On May 15, the Jewellery Department of the Rietveld Academie in Amsterdam hosted a one-day AJF event. Monica Gaspar and Suska Mackert were invited to give lectures. Afterward, both guests joined forces with the students in a collective brainstorm.
The initial question, “What is the attitude that lies at the base of jewelry?” functioned as the starting point for an entire day of exploring, thinking, and building thoughts in search of a jewelry attitude. We tried to put a finger on the approach, the way of observing, thinking, and translating that lies at the base of jewelry making and thinking.
Grasping and defining this attitude would not only help to position contemporary jewelry in relation to contemporary art and culture (arts, fashion, and design) but also—and probably more importantly—it would allow for a more precise formulation and extrapolation of what (future) jewelers are good at and what their praxis could look like. It would strengthen their identity and give space for new activities both within and outside of the jewelry context. Jewelers could approach a wide range of issues, projects, and commissions without necessarily having to make jewelry pieces but instead by grasping issues in a jewelry manner and contributing with a jewelry signature.
Students of the Rietveld Jewellery Department naturally produce work that strongly investigates issues fundamental to jewelry without always and necessarily being jewelry. They don’t feel restrained to act solely within the field of jewelry. That is not why they joined the Jewellery Department in the first place: they joined because they share an attitude and an interest for finely crafted material (based) and often body-related work that functions as an artistic philosophy with which they actively reach out in order to investigate subjects that engage them.
During their studies they learn to position themselves and their work within a given or self-generated field or context. This should allow them to work within any given field or context, applying their methods and knowledge. Their education is therefore a point of departure. It is not a contract with the discipline of jewelry, but it provides them with a Lydian stone that is actually applicable in a much larger context.
During the symposium, the group defined the specific competence of Rietveld jewelry graduates as an attitude. An attitude is not wearable, finely crafted, and precious. An attitude is a tendency, a predilection, a tuning. It is a focus on or inclination toward something, resulting in an affinity for specific topics, fields, and questions concerning adorning and expression, identity, and identification, the human body, the relationship of maker-jewel-wearer, the sign, signal, and message, mass production versus the unique art piece, craft and technology, classic techniques and new materials, natural resources, the history of trade and the emergence of monetary systems, jewelry as art in the public sphere versus the intimate, and much more.
The focus on these topics in combination with the specific and highly personal way of making, seeing, and thinking is what distinguishes the jeweler.
Within contemporary design and art we see more and more projects about, and contributions to, burning questions dealing with social, cultural, humanistic, and environmental issues. There is a strong awareness of and adaptedness to these issues, and—especially with the young generation—a growing urge to contribute to them. Observing my students, I can see that clearly. What does this mean for future jewelry design? What are the possibilities? How can jewelers make use of their strength and be involved? What can they contribute?

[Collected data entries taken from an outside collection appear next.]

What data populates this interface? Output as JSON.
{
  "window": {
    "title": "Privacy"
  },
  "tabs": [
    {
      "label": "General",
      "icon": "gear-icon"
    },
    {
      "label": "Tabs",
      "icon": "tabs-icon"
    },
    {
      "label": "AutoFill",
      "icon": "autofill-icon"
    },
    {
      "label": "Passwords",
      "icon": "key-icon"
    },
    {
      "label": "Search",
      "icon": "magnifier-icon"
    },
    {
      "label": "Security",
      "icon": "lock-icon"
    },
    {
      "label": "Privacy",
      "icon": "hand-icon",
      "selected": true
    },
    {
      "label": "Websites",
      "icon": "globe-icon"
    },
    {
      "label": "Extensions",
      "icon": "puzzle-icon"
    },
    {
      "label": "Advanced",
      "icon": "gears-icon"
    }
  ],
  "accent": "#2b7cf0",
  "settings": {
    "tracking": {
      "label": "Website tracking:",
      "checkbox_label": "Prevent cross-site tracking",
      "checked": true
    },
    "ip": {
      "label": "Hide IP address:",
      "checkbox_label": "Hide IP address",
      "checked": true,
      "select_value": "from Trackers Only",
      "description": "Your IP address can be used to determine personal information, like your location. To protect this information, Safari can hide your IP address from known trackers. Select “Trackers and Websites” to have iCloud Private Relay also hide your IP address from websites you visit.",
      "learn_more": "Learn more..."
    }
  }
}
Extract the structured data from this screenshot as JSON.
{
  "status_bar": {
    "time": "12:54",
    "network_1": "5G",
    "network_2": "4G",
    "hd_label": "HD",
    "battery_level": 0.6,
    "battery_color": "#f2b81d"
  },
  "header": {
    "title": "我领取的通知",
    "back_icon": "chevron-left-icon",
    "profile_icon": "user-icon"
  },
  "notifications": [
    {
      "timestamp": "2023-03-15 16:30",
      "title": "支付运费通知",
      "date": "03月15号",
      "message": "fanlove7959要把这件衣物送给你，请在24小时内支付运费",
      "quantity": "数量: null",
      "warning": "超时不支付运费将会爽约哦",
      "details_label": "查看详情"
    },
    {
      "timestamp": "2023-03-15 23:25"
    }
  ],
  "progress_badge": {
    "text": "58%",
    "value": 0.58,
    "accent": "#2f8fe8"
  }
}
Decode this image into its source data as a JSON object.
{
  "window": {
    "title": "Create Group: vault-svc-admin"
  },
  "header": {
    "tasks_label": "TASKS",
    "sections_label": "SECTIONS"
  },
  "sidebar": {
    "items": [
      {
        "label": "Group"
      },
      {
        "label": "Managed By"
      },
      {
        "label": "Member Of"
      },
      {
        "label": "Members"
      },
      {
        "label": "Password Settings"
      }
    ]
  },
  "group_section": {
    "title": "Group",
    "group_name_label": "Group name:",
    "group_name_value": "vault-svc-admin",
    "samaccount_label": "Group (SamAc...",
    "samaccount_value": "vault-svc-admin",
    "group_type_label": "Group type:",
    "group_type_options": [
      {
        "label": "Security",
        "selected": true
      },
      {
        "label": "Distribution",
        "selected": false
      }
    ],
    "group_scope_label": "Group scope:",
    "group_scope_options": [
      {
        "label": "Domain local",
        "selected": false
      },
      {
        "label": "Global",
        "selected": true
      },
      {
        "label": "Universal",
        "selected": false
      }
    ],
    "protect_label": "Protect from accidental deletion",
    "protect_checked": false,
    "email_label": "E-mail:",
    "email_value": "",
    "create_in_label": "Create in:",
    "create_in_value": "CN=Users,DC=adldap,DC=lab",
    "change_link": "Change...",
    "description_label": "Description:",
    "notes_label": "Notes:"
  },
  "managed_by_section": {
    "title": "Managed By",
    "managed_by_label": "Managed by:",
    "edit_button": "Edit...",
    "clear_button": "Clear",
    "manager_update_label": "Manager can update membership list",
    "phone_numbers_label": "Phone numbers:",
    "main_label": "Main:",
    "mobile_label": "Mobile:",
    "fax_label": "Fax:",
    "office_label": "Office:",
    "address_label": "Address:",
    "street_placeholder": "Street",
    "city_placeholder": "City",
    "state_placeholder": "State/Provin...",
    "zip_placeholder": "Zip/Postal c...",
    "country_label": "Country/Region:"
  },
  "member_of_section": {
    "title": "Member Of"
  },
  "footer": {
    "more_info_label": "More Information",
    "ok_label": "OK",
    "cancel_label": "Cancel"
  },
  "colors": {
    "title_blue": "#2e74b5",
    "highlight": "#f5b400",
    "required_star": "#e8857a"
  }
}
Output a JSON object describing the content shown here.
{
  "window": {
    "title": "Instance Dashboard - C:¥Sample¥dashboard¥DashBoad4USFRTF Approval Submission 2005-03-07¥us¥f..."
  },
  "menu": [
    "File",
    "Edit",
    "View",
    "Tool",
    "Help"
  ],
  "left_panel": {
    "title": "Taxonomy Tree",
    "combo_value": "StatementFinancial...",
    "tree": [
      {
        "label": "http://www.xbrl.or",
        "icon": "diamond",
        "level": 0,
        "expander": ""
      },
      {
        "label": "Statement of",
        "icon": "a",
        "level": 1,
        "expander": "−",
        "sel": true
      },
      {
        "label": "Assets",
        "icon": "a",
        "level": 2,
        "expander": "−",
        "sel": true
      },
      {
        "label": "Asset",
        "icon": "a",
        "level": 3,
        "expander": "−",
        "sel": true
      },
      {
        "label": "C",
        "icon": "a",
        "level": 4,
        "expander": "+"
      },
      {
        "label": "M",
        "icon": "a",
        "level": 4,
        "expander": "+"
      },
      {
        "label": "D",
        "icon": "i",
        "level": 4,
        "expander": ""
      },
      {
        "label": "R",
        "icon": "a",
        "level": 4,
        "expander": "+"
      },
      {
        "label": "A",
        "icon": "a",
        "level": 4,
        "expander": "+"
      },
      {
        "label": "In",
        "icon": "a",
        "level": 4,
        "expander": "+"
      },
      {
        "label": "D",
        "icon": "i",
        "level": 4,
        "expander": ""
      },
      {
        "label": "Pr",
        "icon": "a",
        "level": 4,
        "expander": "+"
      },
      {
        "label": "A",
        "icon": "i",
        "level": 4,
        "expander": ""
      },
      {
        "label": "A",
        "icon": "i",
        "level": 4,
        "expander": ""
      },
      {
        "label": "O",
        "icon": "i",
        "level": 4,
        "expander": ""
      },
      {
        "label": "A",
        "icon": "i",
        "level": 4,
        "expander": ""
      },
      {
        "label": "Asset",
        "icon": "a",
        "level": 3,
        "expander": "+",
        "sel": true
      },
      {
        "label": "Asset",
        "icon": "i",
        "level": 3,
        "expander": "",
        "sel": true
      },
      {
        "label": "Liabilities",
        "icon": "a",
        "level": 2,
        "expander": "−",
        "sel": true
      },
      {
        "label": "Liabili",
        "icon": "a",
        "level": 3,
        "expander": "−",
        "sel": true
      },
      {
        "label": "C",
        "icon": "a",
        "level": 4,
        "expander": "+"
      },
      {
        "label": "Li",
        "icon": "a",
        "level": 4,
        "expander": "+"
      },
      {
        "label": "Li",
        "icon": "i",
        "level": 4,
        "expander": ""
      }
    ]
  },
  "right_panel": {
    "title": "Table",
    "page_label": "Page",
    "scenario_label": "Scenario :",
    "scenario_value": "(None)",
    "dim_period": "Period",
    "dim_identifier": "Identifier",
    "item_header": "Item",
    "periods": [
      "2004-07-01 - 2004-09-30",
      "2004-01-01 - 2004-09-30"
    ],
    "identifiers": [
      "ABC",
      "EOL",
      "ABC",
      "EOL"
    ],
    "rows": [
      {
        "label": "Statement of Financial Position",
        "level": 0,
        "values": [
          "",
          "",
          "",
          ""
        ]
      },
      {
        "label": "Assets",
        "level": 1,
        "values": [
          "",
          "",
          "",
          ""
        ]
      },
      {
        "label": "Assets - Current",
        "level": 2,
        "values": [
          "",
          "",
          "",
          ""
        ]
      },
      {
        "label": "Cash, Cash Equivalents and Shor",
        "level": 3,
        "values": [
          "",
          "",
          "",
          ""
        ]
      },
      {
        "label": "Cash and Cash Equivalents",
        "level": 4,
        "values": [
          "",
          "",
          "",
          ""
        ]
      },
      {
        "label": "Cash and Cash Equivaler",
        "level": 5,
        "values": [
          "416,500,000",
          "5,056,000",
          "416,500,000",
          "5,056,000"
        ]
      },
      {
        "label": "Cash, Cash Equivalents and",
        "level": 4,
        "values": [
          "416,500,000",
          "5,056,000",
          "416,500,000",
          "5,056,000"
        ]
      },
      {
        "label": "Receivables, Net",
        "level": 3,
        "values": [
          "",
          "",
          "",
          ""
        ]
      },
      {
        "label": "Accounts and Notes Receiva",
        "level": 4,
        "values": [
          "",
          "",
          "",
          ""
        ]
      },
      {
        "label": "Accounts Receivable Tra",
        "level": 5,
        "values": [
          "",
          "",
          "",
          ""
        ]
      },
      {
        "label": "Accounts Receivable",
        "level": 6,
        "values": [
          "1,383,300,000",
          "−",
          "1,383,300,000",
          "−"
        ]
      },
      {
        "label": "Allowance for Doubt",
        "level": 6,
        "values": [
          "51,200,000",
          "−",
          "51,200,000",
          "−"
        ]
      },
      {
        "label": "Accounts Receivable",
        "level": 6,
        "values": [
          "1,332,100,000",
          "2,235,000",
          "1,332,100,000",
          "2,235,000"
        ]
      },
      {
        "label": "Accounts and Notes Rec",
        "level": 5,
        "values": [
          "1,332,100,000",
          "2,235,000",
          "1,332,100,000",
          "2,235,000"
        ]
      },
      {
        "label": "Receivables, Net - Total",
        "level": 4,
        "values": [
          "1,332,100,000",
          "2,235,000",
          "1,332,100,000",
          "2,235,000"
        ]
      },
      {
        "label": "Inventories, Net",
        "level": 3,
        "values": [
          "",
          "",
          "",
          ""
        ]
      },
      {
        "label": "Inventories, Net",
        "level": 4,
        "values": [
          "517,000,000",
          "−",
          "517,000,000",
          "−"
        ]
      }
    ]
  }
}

Their hybrid mentality, communicative skills, urge to contribute to burning contemporary issues, and eagerness to explore the world make them highly capable and motivated to work and collaborate within a broad range of disciplines within and outside of the arts.
At the Rietveld Academie this attitude has always been stimulated. From our perspective it makes sense to seek places and platforms that allow for encounters with other art and design forms. We want to be both guest and host. To act on strange grounds and invite strangers to spar. This will demand an elastic mind and strong positioning of our field and attitude. It will increase our visibility and strengthen our value both within our own realm and in that of our neighbors and perhaps far beyond.
We just have to give space for that and get over the hesitation to accept and show work that cannot be labeled contemporary jewelry as such but that contributes to the ongoing, wider, visual arts discourse in a highly valuable way.
All this is already happening. We don’t have to invent it.